2. If punishment is never retributive, the human race in all countries and ages has been the sport of a strange illusion. Everyone knows what vengeance means. It is a desire to punish some one, or to see him punished, not prospectively and with an eye to the future, for his improvement, or as a warning to others, but retrospectively and looking to the past, that he may suffer for what he has done. Is then the idea of vengeance nothing but an unclean phantom? Is there no such thing as vengeance to a right-minded man? Then is there an evil element, an element essentially and positively evil, in human nature. No one will deny that the idea, and to some extent the desire, of vengeance, of retaliation, of retrospective infliction of suffering in retribution for evil done, of what we learn to call in the nursery tit for tat, is natural to mankind. It is found in all men. We all respond to the sentiment:

Mighty Fates, by Heaven's decree accomplish,
According as right passes from this side to that.
For hateful speech let speech of hate be paid back:
Justice exacting her due cries this aloud:
For murderous blow dealt let the murderer pay
By stroke of murder felt.
Do and it shall be done unto thee:
Old is this saying and old and old again.
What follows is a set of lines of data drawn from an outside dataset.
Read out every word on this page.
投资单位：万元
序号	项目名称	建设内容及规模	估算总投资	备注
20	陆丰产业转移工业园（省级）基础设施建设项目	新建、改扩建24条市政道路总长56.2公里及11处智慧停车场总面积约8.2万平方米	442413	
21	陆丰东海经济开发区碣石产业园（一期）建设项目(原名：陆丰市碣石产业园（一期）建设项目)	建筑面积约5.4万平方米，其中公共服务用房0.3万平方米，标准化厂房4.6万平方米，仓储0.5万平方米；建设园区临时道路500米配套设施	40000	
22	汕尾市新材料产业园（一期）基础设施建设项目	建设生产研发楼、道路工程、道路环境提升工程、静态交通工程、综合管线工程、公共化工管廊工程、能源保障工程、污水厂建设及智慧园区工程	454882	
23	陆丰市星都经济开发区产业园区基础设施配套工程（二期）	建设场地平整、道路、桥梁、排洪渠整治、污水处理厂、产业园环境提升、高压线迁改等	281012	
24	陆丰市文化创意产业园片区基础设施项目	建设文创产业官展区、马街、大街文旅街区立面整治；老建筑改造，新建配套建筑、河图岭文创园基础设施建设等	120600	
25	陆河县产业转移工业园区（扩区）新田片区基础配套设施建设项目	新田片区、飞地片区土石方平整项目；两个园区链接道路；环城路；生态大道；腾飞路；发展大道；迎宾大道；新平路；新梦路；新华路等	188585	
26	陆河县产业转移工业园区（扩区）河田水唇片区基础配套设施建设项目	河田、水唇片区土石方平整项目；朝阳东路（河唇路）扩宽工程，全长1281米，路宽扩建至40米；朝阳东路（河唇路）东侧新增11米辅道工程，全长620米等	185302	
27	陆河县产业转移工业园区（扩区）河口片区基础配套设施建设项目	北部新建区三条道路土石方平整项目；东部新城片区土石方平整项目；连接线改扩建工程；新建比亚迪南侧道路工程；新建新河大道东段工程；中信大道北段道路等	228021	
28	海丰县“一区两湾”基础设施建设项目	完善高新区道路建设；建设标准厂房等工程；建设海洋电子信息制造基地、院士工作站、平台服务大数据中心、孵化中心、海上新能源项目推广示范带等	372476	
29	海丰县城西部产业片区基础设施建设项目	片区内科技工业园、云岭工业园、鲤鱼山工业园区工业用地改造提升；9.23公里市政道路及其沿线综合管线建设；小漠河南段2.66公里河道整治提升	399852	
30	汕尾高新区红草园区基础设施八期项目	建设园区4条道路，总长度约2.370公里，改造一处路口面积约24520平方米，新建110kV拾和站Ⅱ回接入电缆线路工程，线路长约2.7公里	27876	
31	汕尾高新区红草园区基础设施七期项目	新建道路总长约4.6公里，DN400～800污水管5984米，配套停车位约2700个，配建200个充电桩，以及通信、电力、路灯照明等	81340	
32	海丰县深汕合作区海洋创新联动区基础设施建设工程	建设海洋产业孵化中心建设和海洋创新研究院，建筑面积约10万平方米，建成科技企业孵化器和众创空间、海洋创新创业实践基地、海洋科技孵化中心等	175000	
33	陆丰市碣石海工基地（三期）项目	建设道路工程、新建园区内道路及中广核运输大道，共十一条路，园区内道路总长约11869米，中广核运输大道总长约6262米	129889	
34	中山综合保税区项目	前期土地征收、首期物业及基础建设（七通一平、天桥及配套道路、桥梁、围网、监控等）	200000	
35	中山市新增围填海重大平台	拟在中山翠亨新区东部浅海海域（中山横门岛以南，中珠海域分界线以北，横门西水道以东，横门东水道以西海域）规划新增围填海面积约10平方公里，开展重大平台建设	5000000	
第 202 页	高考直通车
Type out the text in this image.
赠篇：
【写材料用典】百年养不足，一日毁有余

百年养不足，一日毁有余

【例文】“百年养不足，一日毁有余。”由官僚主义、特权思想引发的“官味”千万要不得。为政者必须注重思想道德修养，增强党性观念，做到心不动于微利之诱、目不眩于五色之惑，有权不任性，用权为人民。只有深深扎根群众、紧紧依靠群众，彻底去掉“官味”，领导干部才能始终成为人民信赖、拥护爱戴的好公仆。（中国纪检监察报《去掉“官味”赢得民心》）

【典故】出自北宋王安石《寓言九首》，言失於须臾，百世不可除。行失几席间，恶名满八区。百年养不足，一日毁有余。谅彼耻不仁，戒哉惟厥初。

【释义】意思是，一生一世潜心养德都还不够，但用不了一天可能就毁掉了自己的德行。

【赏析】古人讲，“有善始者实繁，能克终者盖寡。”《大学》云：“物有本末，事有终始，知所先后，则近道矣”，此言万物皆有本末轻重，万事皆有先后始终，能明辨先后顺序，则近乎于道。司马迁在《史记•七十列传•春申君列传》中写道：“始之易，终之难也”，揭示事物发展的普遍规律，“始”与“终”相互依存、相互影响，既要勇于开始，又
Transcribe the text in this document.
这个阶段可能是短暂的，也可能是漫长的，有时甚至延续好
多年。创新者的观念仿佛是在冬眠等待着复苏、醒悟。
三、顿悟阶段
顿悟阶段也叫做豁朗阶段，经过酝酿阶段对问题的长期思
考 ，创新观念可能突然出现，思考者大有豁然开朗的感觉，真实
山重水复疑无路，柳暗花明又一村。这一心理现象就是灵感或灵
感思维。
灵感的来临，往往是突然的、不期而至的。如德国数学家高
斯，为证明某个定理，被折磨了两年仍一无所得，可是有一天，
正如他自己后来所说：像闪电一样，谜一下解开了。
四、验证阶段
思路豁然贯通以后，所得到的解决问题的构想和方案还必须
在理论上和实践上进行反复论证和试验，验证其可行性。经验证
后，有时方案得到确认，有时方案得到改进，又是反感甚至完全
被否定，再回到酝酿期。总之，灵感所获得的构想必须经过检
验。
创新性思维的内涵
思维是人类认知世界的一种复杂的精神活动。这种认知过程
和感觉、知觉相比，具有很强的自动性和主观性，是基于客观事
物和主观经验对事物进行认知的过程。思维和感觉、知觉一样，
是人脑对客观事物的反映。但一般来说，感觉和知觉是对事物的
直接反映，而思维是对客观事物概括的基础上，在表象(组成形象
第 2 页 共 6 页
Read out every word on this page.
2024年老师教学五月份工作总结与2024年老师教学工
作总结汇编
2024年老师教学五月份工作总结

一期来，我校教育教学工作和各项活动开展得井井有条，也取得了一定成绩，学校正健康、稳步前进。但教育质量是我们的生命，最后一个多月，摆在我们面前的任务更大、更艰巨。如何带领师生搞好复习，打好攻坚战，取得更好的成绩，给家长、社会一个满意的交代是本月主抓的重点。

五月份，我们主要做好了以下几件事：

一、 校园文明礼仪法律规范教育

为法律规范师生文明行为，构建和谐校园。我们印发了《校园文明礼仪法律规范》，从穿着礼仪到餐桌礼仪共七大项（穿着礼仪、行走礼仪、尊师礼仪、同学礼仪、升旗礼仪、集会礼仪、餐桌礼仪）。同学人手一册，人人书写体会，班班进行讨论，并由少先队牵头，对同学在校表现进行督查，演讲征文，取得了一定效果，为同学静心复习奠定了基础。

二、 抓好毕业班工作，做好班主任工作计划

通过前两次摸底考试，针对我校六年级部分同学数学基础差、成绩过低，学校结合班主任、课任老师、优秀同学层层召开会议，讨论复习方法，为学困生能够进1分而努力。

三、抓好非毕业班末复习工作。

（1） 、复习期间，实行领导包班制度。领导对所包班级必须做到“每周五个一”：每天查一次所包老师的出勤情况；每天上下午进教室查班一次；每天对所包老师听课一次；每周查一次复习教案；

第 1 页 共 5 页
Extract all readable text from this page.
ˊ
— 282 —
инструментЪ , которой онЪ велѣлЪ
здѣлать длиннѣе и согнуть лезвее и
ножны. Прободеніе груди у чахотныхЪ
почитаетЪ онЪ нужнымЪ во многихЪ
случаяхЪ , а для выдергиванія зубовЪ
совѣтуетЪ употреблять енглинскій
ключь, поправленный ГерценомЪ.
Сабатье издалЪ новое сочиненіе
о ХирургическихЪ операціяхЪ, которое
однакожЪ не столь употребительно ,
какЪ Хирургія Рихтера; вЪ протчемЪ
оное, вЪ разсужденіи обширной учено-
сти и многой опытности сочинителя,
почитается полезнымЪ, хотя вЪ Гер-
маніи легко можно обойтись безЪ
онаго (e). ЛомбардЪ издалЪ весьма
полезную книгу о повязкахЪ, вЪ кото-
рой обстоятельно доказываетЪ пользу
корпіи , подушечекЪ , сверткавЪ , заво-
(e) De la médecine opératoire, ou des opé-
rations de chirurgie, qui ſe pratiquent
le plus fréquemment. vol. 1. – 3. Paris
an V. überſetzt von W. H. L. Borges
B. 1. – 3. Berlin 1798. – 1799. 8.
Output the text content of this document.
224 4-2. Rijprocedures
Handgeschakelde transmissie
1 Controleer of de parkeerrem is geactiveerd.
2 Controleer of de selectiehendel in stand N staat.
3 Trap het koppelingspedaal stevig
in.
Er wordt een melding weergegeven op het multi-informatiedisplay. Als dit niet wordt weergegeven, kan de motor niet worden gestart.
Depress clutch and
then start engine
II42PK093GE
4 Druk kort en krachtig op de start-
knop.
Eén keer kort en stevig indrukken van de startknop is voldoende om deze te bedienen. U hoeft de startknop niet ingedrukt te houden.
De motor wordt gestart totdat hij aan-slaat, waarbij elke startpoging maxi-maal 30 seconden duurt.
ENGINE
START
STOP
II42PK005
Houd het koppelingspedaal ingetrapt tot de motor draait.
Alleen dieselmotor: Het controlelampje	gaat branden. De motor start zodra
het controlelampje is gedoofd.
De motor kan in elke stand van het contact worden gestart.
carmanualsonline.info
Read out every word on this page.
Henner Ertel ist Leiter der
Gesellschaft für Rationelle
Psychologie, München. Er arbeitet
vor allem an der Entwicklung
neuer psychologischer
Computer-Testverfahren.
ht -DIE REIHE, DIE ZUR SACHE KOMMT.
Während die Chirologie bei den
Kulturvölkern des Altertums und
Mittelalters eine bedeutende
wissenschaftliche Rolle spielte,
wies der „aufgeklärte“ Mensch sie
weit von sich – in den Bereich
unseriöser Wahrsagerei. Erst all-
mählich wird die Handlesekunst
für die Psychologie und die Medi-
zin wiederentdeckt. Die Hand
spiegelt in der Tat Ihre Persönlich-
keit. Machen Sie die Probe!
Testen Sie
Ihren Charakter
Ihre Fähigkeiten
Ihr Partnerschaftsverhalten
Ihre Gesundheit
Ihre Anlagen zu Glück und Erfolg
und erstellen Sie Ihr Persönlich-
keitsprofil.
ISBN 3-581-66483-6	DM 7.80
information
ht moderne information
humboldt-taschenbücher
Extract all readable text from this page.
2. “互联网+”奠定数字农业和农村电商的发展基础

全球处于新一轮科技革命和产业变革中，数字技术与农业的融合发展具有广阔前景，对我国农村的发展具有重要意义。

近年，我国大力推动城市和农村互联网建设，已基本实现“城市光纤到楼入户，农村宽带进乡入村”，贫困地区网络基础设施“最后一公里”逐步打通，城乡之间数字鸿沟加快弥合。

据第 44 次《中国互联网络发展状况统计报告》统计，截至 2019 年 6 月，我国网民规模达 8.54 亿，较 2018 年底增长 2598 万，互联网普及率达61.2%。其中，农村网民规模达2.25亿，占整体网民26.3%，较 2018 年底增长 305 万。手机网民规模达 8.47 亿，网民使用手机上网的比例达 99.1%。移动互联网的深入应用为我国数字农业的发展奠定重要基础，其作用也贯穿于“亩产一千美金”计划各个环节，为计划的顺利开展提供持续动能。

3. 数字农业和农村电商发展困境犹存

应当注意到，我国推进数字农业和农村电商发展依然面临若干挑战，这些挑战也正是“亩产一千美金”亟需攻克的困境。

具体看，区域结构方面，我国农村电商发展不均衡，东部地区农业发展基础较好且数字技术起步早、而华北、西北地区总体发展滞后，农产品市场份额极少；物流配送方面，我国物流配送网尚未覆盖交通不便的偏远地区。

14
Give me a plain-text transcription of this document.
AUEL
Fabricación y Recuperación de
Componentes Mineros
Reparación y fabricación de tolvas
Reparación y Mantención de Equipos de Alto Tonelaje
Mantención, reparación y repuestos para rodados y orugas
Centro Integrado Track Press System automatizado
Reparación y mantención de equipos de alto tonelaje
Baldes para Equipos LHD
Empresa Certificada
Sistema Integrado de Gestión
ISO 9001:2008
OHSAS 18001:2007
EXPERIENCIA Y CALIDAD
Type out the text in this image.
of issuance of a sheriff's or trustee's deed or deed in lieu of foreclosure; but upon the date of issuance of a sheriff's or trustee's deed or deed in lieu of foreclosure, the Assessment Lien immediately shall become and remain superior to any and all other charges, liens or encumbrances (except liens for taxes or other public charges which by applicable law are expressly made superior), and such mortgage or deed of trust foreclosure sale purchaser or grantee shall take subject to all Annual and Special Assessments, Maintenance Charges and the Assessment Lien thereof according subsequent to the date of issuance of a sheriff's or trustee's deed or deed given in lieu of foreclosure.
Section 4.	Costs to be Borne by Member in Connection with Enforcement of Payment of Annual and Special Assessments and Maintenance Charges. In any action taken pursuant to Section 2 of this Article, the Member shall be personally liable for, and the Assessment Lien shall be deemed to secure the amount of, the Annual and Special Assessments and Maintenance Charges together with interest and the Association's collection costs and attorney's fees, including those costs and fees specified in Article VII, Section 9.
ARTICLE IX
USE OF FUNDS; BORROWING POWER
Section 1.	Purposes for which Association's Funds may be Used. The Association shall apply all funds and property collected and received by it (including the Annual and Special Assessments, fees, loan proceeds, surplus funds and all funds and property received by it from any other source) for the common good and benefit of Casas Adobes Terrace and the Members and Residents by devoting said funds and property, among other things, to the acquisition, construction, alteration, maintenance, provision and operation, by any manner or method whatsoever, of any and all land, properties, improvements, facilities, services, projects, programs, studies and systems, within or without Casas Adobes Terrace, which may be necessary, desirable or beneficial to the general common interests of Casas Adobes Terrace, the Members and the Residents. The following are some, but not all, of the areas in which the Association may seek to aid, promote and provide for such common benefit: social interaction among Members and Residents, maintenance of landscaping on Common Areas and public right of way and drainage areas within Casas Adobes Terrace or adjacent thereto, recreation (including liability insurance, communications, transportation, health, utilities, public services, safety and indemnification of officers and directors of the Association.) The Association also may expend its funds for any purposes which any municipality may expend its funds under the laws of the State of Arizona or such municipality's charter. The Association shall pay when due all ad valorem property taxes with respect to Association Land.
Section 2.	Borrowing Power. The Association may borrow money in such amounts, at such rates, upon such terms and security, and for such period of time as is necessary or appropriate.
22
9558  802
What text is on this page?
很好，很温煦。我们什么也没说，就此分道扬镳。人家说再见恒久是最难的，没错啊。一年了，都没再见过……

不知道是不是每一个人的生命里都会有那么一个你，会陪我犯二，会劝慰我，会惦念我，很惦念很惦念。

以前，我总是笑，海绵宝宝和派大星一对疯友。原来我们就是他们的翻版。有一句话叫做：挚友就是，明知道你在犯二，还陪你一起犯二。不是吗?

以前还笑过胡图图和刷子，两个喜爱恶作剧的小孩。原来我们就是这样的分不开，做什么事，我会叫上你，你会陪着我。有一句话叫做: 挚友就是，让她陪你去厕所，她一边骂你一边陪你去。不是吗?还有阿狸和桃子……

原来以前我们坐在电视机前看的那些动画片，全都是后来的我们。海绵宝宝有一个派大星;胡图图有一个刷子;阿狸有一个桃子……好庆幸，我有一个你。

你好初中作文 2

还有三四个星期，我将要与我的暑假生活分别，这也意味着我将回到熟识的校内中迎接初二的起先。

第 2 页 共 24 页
[Footnote 16: Æschylus, Choephori, 316, seq. These lines embody the idea on which the dramas of the Shakespeare of Greece are principally founded. But when was a work of the highest art based upon an idea unsound, irrational and vicious?]

Nor must we be led away by Mill (Utilitarianism, c.v.) into confounding retaliation, or vengeance, with self-defence. Self-defence is a natural idea also, but not the same as retaliation. We defend ourselves against a mad dog, we do not retaliate on him. Hence we must not argue that, because self-defence is prospective, therefore so is vengeance.